This has given me the opportunity to read the reactions of librarian-bloggers. The reactions fell into two camps. The largest group was the" believers", those who saw ebooks as a means of library renaissance on the foundation of digital content. The other group was the "skeptics". These, I include myself in this group, were willing to incorporate ebooks into the library collection, but did not put all of their trust into the format for the salvation of libraries.
After reading and pondering the news of the last few days, as well as the last several months, I wonder if Harper Collins hasn't done libraries a favor in disguise.
Harper Collins has allowed us to rethink our infatuation with digital books, DRM restricted digital books in particular. We think that those who interested in librarianship are naive when they say that they want to become librarians because of the books. But maybe books, paper and ink books, are what our work is primarily about.
The combination of paper and the printing press spread the blessings of literacy to the greatest number of people around the world.
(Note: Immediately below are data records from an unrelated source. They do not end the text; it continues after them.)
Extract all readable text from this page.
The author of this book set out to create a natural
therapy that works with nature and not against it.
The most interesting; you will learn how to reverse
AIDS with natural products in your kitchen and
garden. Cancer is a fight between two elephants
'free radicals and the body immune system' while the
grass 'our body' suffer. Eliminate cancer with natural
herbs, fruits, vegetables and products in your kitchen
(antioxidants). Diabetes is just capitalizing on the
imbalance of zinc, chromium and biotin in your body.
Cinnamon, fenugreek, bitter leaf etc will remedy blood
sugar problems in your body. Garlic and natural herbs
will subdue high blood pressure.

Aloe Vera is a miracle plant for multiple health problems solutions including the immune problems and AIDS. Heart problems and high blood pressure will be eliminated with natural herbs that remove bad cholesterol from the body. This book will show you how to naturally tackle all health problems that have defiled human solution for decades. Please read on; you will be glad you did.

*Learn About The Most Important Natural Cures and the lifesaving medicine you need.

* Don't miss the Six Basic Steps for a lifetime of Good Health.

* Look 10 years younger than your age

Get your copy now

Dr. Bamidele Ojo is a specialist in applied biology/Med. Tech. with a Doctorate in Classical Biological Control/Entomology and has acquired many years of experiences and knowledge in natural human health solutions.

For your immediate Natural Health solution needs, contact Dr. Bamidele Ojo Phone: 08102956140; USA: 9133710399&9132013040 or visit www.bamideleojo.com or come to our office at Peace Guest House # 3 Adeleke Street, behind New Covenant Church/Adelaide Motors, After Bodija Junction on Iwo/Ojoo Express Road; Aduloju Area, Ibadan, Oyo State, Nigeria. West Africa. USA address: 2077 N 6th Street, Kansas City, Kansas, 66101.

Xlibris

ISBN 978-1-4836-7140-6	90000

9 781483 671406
This fact is contrasted to the digital divide that is growing into a digital chasm, with the development of every new and expensive form of digital device.
The decision by Harper Collins will not dampen the popularity of ebooks with a certain percent of the populace, but I find it interesting that the classics are rising in popularity once more, because they are free to download, being out of copyright. Just maybe, the many who have purchased, or received ereaders in the past couple years, are not that excited about buying the rights to read a book, rather than owning the book itself.
The majority of the book purchased, both paper and electronic books, will be purchased by people who do not "need" libraries, but there will always be a larger number of people (the children, the poor and the elderly), who receive the vast majority of their reading resources from libraries.
Our digital rights may change, but our mission remains the same- provide our communities with the information essential for democracy.